Selling out small farmers to avoid scrutiny

After taking on the brief to follow the Agriculture Committee's response to TTIP for the Greens I was cautiously pleased by the warm words spoken by politicians from other political groups in the initial meeting on this topic. However my optimism was misplaced. In an unprecedented rejection of protocol, the two co-rapporteurs, from the two groups where Labour and the Tories sit, actually drew up compromise amendments without consulting several of the other groups, including the Greens. This is the strongest clue yet that the "grand coalition" of central political groups, currently running the parliament, is preparing to sell out our small and medium sized farmers and avoid scrutiny and criticism of the deal.

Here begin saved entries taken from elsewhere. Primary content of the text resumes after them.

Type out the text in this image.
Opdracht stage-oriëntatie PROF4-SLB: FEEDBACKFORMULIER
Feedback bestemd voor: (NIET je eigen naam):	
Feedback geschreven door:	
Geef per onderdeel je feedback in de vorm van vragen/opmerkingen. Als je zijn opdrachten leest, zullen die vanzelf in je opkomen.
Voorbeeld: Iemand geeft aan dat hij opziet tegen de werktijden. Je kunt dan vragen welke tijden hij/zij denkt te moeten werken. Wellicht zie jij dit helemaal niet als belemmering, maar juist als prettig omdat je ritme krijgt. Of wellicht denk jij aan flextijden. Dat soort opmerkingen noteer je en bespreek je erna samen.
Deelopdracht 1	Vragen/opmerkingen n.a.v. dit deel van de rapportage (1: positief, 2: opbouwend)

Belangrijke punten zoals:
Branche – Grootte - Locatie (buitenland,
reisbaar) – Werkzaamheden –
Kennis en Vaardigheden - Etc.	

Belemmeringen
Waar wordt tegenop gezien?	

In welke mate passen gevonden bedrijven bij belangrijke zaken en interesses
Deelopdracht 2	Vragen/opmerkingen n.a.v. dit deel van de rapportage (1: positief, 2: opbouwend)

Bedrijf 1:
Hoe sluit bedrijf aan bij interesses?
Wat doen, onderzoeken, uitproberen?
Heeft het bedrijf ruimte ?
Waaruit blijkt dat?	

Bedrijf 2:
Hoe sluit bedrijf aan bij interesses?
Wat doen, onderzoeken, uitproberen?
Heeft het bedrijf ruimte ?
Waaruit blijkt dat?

In response we have submitted alternative compromises with the 5 star movement from Italy and are now working on finding support for these. We will also introduce strong green amendments, directly to the trade committee, chief amongst which are the defence of the precautionary principle and a requirement that each party to the Treaty adopt the standards of whichever authority sets these highest. These may be lost but nonetheless represent principles that must be defended. Of course, as Greens, we would like to see the ultimate amendment: the scrapping of the whole treaty.

The vote on our amendments will take place in the Agriculture Committee on 14th April. Extensive coverage and reporting will help ensure MEPs feel the pressure to do what is right, not just for the farming community, but to all those who eat their produce.